As the onions are cooking, heat a small skilled over medium high heat. Place the peppers, 1 tablespoon of the olive oil, and 1/2 teaspoon of the salt. Saute these ingredients for about 20 minutes, stirring constantly, until they are soft and tender.

Add the caramelized onions to the peppers, stir in 1/8 teaspoon of pepper, and remove from heat. Preheat the oven to 350 degrees.

Brush the bottom of a large baking dish (stoneware or glass will work best) with a little olive oil. Spread the tapenade or pesto evenly over the bread slices. Place them close together in the baking dish. Distribute the onion and pepper mixture over each slice.

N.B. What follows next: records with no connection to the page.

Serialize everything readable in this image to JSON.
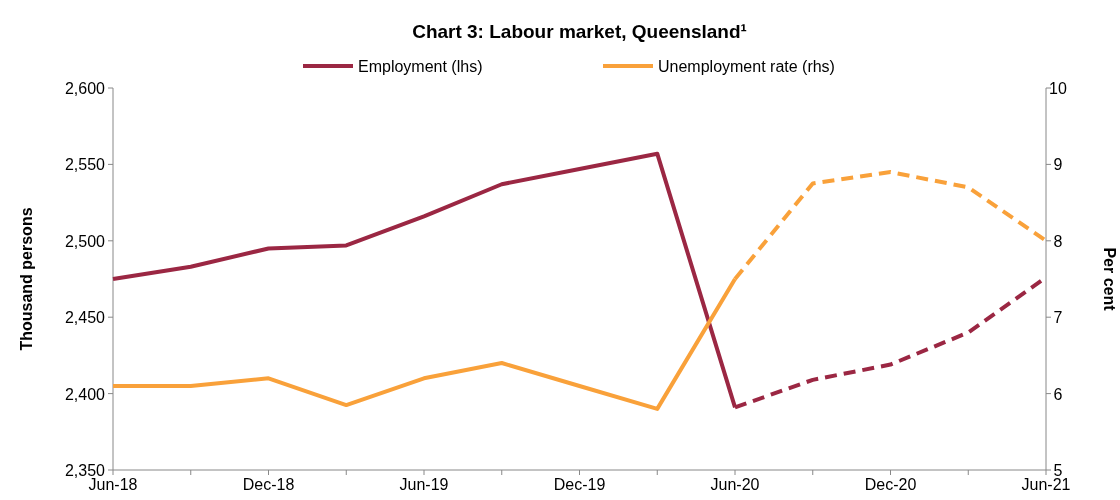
{
  "chart_data": {
    "type": "line",
    "title": "Chart 3: Labour market, Queensland¹",
    "ylabel": "Thousand persons",
    "y2label": "Per cent",
    "categories": [
      "Jun-18",
      null,
      "Dec-18",
      null,
      "Jun-19",
      null,
      "Dec-19",
      null,
      "Jun-20",
      null,
      "Dec-20",
      null,
      "Jun-21"
    ],
    "series": [
      {
        "name": "Employment (lhs)",
        "color": "#9b2743",
        "line_style": "solid",
        "values": [
          2475,
          2483,
          2495,
          2497,
          2516,
          2537,
          2547,
          2557,
          2391,
          null,
          null,
          null,
          null
        ]
      },
      {
        "color": "#9b2743",
        "line_style": "dashed",
        "values": [
          null,
          null,
          null,
          null,
          null,
          null,
          null,
          null,
          2391,
          2409,
          2419,
          2440,
          2476
        ]
      },
      {
        "name": "Unemployment rate (rhs)",
        "color": "#f9a13a",
        "axis": "y2",
        "line_style": "solid",
        "values": [
          6.1,
          6.1,
          6.2,
          5.85,
          6.2,
          6.4,
          6.1,
          5.8,
          7.5,
          null,
          null,
          null,
          null
        ]
      },
      {
        "color": "#f9a13a",
        "axis": "y2",
        "line_style": "dashed",
        "values": [
          null,
          null,
          null,
          null,
          null,
          null,
          null,
          null,
          7.5,
          8.75,
          8.9,
          8.7,
          8.0
        ]
      }
    ],
    "ylim": [
      2350,
      2600
    ],
    "yticks": [
      {
        "value": 2350,
        "label": "2,350"
      },
      {
        "value": 2400,
        "label": "2,400"
      },
      {
        "value": 2450,
        "label": "2,450"
      },
      {
        "value": 2500,
        "label": "2,500"
      },
      {
        "value": 2550,
        "label": "2,550"
      },
      {
        "value": 2600,
        "label": "2,600"
      }
    ],
    "y2lim": [
      5,
      10
    ],
    "y2ticks": [
      5,
      6,
      7,
      8,
      9,
      10
    ],
    "legend": "top",
    "grid": false,
    "marker": "none"
  }
}
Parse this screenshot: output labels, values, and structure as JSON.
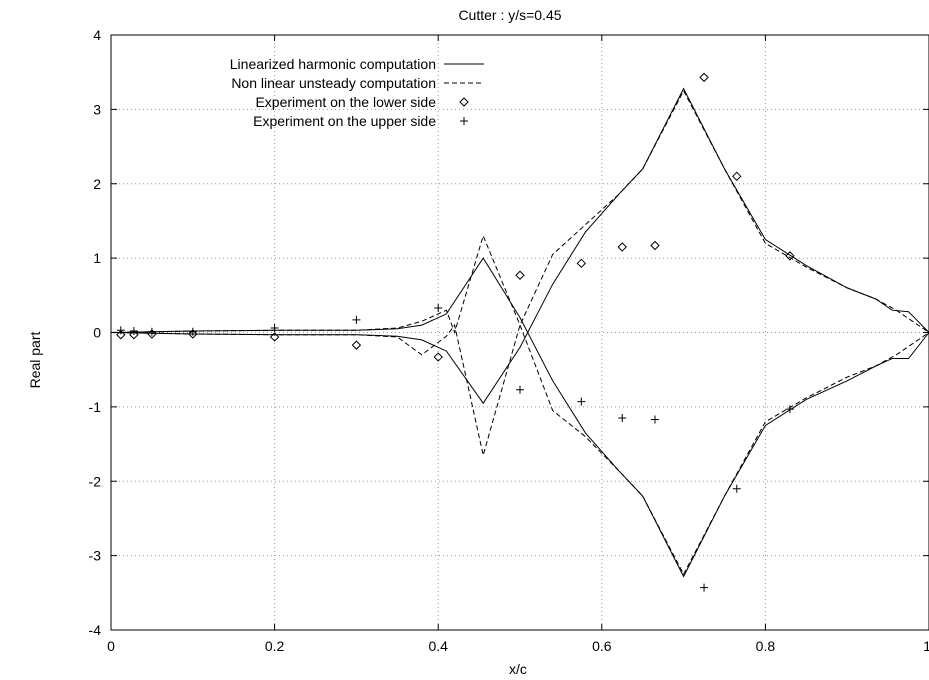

At one end of the bread, place a round of yellow squash over the onion and pepper mixture. Then, place a tomato slice next to the squash, overlapping it about an inch. Follow the same procedure with a slice of the zucchini. Continue layering these ingredients until you reach the end of the bread slice - include as many vegetable pieces on each slice as possible!

Brush the vegetables with the remaining olive oil. Distribute the garlic, thyme leaves, and remaining salt over the vegetables. Cover the baking dish with foil and cook for one hour. Remove the foil and cook for 30 minutes more. The vegetables should be wrinkled and lightly browned - the salt pulls the liquid out of the vegetables so they will flatten out some on the bread. The longer you cook this dish, the better the flavors become! As soon as you take the dish out of the oven, sprinkle with Parmesan so that it melts. Serve warm. These sandwiches will easily reheat in the oven to make great leftovers!